RLD: How did Whitemud Walking come together? Was it a specific concept you wanted to explore in one book or did it come together as a collection of different works?

MJW: That’s a story that doesn’t have a very interesting answer. It’s largely just a collection of the thoughts and works that I’ve done over the past two and a half years. This story gets told in the book, but essentially what happened is: I saw a copy of the Treaty 6 parchment that’s at the University of Alberta in our special collections. There were all of these mysteries about when was it printed, who was supposed to get this but didn’t, how did it get to the university, why is it in a basement locked up? I wanted to answer some of those questions.

I actually haven’t answered any of those questions, however it’s raised a lot of other questions. I come to those questions because of my own personal history and family history with treaty. My great-great-great-great-great-uncle signed that exact document, so it’s important for me to remember that I have a personal family stake in this story.
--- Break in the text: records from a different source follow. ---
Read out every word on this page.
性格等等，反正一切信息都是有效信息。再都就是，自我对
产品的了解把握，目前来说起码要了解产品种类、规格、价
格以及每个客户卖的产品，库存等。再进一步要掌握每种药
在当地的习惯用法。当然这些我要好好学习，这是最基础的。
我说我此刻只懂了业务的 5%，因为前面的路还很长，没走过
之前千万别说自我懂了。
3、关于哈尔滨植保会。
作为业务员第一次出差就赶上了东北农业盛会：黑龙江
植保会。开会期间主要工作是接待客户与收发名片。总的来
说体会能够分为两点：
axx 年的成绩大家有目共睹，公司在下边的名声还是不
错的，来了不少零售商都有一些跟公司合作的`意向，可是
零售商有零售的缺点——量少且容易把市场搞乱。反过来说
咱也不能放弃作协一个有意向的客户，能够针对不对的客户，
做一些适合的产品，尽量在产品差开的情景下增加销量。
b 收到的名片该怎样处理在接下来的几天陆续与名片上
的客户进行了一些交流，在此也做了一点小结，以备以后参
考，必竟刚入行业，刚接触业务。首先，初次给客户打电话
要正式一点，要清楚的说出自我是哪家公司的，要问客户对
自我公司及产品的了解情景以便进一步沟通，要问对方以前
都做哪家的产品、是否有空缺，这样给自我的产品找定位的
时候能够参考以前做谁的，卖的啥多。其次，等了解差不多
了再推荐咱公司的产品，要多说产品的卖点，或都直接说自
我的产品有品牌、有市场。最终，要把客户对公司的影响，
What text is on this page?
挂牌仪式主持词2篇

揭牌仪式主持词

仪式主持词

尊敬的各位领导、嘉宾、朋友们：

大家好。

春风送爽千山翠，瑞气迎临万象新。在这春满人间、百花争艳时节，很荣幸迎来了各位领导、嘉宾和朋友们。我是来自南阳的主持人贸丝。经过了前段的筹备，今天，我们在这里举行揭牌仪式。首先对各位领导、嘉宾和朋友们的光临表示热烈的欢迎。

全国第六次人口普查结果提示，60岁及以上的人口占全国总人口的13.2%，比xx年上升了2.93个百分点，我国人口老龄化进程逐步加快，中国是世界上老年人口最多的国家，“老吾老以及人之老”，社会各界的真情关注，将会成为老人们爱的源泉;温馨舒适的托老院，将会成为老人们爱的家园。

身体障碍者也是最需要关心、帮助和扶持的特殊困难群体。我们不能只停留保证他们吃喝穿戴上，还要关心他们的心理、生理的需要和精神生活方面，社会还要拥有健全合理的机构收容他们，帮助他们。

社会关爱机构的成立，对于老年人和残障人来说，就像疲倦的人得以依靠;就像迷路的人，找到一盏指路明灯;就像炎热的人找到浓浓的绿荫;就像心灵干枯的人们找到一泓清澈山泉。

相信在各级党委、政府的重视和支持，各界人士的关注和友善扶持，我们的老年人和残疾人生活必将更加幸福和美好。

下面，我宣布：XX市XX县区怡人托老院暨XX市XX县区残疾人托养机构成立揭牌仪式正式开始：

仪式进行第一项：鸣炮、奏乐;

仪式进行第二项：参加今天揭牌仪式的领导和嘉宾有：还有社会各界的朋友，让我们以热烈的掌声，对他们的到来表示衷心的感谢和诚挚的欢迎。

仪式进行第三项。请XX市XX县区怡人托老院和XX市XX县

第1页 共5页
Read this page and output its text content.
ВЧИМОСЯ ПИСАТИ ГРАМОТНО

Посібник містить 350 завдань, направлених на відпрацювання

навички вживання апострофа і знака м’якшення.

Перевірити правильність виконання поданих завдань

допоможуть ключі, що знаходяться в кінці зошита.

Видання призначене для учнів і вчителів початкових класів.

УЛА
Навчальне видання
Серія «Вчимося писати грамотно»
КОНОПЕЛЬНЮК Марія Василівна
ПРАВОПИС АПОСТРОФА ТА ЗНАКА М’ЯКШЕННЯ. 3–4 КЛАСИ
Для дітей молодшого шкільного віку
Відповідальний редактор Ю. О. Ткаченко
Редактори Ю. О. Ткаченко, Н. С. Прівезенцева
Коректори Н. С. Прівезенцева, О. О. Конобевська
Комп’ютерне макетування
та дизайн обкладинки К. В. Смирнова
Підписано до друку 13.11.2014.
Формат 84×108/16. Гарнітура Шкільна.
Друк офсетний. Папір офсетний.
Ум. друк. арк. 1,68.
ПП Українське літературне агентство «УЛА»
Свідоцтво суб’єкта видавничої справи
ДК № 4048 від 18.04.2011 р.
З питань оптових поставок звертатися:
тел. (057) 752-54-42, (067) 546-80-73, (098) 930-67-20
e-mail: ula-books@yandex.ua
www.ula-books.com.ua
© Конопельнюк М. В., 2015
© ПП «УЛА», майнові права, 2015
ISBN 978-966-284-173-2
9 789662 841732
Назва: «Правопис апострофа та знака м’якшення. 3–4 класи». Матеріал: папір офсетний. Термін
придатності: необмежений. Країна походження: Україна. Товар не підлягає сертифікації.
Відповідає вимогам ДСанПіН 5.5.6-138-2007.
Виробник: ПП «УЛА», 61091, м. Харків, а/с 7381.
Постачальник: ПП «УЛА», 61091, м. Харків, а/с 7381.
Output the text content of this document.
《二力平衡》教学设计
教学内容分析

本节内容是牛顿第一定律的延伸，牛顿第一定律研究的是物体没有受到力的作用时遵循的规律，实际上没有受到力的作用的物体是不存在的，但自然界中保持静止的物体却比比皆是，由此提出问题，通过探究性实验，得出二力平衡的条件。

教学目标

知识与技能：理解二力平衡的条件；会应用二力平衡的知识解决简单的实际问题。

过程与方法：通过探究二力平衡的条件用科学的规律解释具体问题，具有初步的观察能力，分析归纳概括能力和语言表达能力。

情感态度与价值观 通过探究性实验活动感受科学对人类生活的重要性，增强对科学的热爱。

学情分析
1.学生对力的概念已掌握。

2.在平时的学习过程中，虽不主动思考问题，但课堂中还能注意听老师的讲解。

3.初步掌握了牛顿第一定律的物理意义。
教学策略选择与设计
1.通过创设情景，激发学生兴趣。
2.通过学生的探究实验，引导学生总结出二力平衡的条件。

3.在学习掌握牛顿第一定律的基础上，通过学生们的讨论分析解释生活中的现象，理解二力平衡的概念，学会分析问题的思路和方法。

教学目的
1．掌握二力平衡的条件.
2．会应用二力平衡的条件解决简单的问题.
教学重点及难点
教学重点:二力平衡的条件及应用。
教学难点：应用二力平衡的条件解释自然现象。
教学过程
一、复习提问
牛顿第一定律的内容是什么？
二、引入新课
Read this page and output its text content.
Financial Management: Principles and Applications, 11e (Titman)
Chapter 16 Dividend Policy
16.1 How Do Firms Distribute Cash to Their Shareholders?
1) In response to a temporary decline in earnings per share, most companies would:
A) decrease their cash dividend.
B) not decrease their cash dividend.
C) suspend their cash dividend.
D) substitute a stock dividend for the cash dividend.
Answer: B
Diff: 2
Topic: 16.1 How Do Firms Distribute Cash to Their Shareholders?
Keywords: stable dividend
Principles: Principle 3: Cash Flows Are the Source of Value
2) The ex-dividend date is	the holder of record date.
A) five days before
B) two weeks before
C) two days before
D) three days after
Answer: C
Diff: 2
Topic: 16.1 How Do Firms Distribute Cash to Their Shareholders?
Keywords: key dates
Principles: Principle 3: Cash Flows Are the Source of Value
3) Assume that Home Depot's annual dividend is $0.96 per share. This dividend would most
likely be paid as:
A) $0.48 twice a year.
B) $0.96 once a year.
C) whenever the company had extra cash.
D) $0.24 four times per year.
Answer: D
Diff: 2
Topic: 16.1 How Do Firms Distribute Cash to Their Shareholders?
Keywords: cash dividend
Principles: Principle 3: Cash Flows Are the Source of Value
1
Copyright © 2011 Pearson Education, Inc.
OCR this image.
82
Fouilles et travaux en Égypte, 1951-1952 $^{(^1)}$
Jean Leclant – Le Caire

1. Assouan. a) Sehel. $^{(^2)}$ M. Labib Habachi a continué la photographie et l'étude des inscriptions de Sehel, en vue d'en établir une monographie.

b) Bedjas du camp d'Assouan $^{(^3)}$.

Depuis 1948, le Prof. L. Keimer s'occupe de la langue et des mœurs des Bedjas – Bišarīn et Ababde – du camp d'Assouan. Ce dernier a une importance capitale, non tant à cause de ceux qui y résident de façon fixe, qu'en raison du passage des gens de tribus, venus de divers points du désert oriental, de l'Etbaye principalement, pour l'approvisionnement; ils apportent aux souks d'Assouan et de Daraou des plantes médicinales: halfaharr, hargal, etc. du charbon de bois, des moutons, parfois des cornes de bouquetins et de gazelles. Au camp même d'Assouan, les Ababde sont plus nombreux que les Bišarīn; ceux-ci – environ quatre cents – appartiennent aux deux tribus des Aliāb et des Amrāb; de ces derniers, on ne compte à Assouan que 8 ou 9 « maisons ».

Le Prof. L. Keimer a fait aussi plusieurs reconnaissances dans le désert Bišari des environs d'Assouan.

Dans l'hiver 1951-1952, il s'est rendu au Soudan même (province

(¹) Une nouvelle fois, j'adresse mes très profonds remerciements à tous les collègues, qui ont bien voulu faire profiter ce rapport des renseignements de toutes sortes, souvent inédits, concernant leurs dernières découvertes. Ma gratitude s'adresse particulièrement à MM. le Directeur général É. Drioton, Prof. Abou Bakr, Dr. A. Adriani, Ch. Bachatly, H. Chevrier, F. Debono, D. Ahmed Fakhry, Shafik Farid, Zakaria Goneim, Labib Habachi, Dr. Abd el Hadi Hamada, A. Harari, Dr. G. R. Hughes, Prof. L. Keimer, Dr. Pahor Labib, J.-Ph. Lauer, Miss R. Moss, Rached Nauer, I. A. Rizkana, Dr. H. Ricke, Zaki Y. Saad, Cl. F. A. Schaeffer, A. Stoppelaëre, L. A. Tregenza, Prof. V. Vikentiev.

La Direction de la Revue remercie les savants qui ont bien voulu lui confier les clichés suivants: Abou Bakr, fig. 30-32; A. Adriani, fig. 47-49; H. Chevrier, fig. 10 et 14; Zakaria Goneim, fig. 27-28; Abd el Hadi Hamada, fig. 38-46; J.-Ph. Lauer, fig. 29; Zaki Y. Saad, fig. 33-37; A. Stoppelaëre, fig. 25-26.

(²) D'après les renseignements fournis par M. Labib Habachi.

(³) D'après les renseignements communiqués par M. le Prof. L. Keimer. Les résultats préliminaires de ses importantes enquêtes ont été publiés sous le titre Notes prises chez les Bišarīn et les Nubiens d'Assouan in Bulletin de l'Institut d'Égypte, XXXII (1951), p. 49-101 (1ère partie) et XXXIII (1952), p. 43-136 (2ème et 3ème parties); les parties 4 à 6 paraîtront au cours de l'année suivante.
So that just kind of kicked off a whole journey of going to various places and hearing people speak and talking with folks, and then this book is the collection of all of those processes up to this point. There’s definitely a lot more to go.

RLD: There’s more to be done.

MJW: It’s not something that’s ever going to be done. I think in the same way that treaty is an eternal process that can never be historicized, I can’t ever be finished this work. And that’s a very challenging position to sort of understand.

RLD: For the record, that’s not a boring answer to the question.

Working with visual art and also working with archives—those are very physical and tactile practices. How does that affect your poetry practice? Do you think about language in terms of its physicality and its texture? Is there a relationship there?

MJW: Definitely. To build off a previous answer, where I mentioned that because poetry can be anything you can tell these stories in so many different ways—just one of those ways is to read it. I think it’s very important that the spoken word tradition is honoured. Not all of my poems can be read out loud, but those that can I want to perform and deliver in as honest a way as possible.

But also when I make books or I construct visual art, I think it’s very important that not only are these stories shared in as many ways as possible, but that those ways are accessible. One way is not necessarily accessible for everybody, so if I can tell these stories in different ways using different modes of expression, then that’s just an expansion of the accessibility of these stories.

RLD: In working with these archival records, you’re also taking the reader through a lot of different moments in time and space. You’re traversing past and present, giving us the dates and the facts and pointing out the contradictions of land ownership as well. How would you locate yourself within this spatial/temporal field? What helps you stay grounded as you travel through this immense history?

MJW: That’s kind of the question, I think. And the one that I have the absolute fewest amount of answers to. It’s impossible sometimes to find groundedness. But at the end of the day I am very very fortunate to be in the place that I am. If I look out my window I can see the old Fort Hill road, which is basically an ancestral trail that folks would go down to the North Saskatchewan River in order to find a safe place to cross where there’s flat land. The river is very dangerous, and so this crossing is something that one would only do when one was ready and when you’ve waited for the conditions to be right.

Being here in this place and being able to look out on this place where ancestors have crossed the river, have been, that’s about as grounded as I can get. I think that that is a tremendous privilege that most people don’t have. There’s a lot of displacement and diaspora that happens and continues to happen. Even most of my family isn’t from here. But for me to be here in a position of having returned, or come back as a descendent of people who were here and have gone elsewhere, that’s an immense privilege and a grounding that I try not to take for granted. This place means a great deal to me and it’s important to honour that as best I can.